What Causes Hydraulic Fluid to Foam

Is foaming hydraulic fluid a significant concern, or is it a minor inconvenience? You might want to reconsider it. 

hydraulic fluid foaming in a hydraulic machine

If you ignore it, it can cause issues with your final drive motor if you don’t fix it. Foaming is a common problem, but there are a few simple solutions.

Air bubbles in hydraulic fluid with a diameter more significant than one millimeter (roughly the thickness of an ID or credit card) are known as foam. Air from a free surface is commonly combined with hydraulic fluid. Air bubbles arise when air is trapped in a liquid. Foam is formed as the bubbles rise to the surface of the hydraulic fluid.


Hydraulic Fluid Foaming Issues

However minor, foaming has the potential to cause the following:

  • Overflowing reservoir
  • Compromised ability to lubricate
  • Premature aging of hydraulic fluid due to oxidation
  • Inhaled air

It can lead to cavitation and pitting damage if foaming causes your hydraulic fluid to contain entrained air. Lubrication and cavitation problems are the most critical for your final drive.


How Hydraulic Fluid Bubbles Form

Hydraulics & Pneumatics explains how air entrainment occurs:

  1. As pressure decreases, dissolved air is released (e.g., orifices, valves, and where the hydraulic fluid returns to the reservoir)
  2. Hydraulic system failure due to improper system bleeding.
  3. A vacuum created by leaks (i.e., suction line)
  4. Surface-active compound contamination
  5. Contamination prevents antifoam or air release chemicals from doing their work due to precipitation.
  6. As the fluid is being introduced to the system, it will splash.

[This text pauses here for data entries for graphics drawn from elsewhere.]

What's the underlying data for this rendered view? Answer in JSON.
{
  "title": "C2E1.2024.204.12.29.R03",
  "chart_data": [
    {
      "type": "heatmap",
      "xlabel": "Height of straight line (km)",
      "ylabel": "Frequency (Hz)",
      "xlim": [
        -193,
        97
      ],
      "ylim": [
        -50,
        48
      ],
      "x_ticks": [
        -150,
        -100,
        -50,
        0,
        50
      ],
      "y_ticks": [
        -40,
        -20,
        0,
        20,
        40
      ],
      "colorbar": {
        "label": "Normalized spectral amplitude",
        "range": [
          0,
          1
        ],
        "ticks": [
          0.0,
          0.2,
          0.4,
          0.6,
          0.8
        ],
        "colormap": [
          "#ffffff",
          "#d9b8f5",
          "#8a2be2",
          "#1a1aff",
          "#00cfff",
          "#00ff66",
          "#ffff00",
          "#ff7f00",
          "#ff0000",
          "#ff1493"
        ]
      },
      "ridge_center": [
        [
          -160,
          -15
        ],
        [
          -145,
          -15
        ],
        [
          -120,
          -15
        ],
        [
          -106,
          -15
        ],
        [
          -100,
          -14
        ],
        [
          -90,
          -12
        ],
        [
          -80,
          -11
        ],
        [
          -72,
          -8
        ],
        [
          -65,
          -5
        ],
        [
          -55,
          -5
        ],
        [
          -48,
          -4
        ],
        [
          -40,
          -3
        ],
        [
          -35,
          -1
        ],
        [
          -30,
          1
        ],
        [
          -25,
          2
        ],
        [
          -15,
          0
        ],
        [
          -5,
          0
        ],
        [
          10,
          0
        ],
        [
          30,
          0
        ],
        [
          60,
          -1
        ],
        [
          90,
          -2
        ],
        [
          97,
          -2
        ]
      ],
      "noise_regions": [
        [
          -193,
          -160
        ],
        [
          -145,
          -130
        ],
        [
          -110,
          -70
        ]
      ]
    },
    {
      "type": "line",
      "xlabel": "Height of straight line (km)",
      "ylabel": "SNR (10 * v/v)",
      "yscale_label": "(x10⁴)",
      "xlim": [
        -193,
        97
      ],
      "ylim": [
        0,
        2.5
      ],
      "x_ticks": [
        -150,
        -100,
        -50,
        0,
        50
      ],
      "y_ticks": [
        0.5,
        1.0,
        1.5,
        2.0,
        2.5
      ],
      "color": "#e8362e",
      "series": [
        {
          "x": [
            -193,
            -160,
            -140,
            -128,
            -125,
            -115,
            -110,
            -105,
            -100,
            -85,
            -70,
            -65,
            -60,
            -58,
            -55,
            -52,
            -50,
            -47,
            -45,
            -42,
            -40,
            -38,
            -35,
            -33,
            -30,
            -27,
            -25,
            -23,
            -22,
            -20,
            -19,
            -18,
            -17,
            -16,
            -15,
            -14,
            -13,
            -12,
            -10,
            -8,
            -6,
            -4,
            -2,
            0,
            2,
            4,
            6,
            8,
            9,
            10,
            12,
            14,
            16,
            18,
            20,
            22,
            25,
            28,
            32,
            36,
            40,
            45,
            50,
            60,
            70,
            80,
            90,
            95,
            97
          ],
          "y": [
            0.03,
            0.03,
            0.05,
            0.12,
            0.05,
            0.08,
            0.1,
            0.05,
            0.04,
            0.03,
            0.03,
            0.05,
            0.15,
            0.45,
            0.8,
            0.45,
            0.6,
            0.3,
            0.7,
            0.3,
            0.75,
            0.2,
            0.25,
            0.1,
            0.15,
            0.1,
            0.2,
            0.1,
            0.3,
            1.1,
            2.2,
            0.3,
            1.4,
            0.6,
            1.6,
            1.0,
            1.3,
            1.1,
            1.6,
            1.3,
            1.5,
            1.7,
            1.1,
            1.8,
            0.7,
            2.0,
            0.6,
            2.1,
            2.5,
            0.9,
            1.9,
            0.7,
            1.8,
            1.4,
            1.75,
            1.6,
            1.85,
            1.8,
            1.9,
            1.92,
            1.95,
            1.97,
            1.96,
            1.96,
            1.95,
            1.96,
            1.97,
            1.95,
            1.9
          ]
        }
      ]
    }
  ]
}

Hydraulic reservoirs that aren’t adequately designed

Let’s now discuss the most plausible locations for forming these bubbles. Drops in system pressure can be problematic just about anywhere. Throttles and orifices can have pressure dips significant enough to cause the formation of bubbles. It might be very hazardous when a valve is suddenly opened at the end of a pipe. Bubbles can also occur near pipe connections and branches. Shockwaves can cause bubbles to appear when a pump suddenly stops working.


What Leads to Hydraulic Oil Foaming?

If your hydraulic fluid foams according to Causes and Solutions for Foaming in Oil, there are several reasons for this. These are a few examples:

  • Water, sediments, or grease contamination is possible.
  • Contamination by the incorrect fluid type
  • Hydraulic fluid aeration is excessive (which is usually a mechanical issue)
  • A decrease in the efficiency of the pump
  • Defoamant can still form even if you’ve previously been using it, if you’re using too much or if it’s depleted.


Engineers in Hydraulics Design Systems to Prevent Foaming

Engineers will take steps to prevent foam from forming while constructing a hydraulic system. Baffles in the reservoir, for example, prevent fluid from the return line from flowing directly into the pump. Around the reservoir are breather filter covers as well. As fluid is pumped in and out of the reservoir, these devices are critical in maintaining the reservoir’s atmospheric pressure.


Resolving the Problem of Foamy Hydraulic Fluid

Hydraulic fluid can be treated with an anti-foaming chemical to prevent foam forming. Ester or silicone oil is commonly found in anti-foaming products. There is a thick layer of them on the surface of the fluid and foams. “Popping” the bubbles eventually releases trapped air. You can see how they function in this video.


How to Prevent Hydraulic Oil From Being Contaminated by Air

Hydraulic oil contaminants include any substance interfering with the fluid’s correct operation. Because air meets this criterion, any time it gets into the oil, damage to the oil and the other hydraulic system components is specific.

There are four ways that air can exist:

1. Dissolved air

Between 6% and 12% of the volume of hydraulic oil is made up of dissolved air.

2. Air that has been entrained 

Sub-millimeter-sized bubbles of air dissolved in the oil.

3. Foam

a substance used to create foam. Larger-than-average air bubbles collect on the oil’s surface.

4. Entrapped Air

Entrapped air is the most difficult of the four. Free air may generally be eliminated during startup by pre-filling components and properly bleeding the hydraulic system. In most cases, little volumes of foam offer no health or safety concerns. It’s important to note that enormous volumes of foam can indicate even more severe air contamination and/or oil decomposition problem.